He was losing weight—not continuously but periodically. At age 76 and 6 feet 3 inches tall, he was only 153 pounds. The Merck Manual, which he had taken to consulting, gives the normal weight range for his height as 153 to 192 pounds, so he was technically within the normal range. But he had become un-American in his thinness. He would look at himself in the mirror and see the strong outline of his ribcage, his legs as long strings, his face gaunt and angular. He had the long mournful face of a basset hound, increasingly resembling his mother, who had died at the age of 101. He consumed vast amounts of food, but his metabolism refused to convert it to additional weight. Not a single commercial on TV told him how to gain weight. Since obesity is the American plague, there is little commercial interest in helping people to gain weight.
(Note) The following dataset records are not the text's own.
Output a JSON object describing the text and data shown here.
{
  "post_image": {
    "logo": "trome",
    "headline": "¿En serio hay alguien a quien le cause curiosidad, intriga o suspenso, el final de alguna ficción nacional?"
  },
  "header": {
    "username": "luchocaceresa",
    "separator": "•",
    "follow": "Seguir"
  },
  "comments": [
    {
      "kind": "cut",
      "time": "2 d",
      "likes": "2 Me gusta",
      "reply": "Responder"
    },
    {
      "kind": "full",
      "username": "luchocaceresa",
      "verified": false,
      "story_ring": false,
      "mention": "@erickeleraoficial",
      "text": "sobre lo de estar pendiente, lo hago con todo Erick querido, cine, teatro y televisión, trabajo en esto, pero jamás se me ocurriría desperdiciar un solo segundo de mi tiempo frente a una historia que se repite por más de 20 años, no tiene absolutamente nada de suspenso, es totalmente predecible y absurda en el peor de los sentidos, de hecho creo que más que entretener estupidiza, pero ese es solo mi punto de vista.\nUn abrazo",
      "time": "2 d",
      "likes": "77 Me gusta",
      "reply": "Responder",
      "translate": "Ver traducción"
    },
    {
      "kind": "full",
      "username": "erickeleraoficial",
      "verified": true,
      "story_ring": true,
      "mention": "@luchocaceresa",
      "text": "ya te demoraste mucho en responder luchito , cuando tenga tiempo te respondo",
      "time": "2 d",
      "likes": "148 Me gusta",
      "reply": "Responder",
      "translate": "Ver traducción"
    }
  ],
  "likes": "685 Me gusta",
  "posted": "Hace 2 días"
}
Everyone suggested milkshakes, rich cookies and cakes, meals of meat and potatoes; but he was of an age when his body could be threatened by high cholesterol and high blood pressure. The fates that controlled his body had him coming and going. After every significant weight loss he submitted himself to X–rays, CAT scans, and MRI’s, hoping not to find a reason in their results, and his hopes were realized.

A friend told him that he saw him as an El Greco, but at the rate he was going he would wind up a Giacometti. Like an old soldier he would simply fade away. Someone who ran into him after a long time in which they had not seen each other remarked how thin he had become: a tactless woman, she said “You look like a cadaver.” He should have replied, “And you look like shit.” But he kept the remark to himself. In a rare newspaper article on the subject of thinness, a thin man reported his experience with a woman who refused to have sex with him for fear that she would break him in two. He had taken defensively to wearing turtlenecks and long pants to conceal his anatomy. His belts required periodic revision to secure his baggy pants around his waist. New holes had to be added from time to time. His wife, who loved him in spite [End Page 223] of everything and anything that might happen to him, assured him that thin rats lived longer than fat rats and that he had secured for himself a long life. He would not be consoled: “But I am not a rat.” So she reminded him of the childhood rhyme in which skinny always wins the race. A heavyset friend, the same age as he, had a large belly that he tried in vain to lose. If he could, he said, the heavy-set man would trade places with him. If a procedure could be found for transferring weight, he would eagerly submit to it. He assured his friend that he was good looking despite his belly, and the friend returned the compliment, saying that his face was interesting.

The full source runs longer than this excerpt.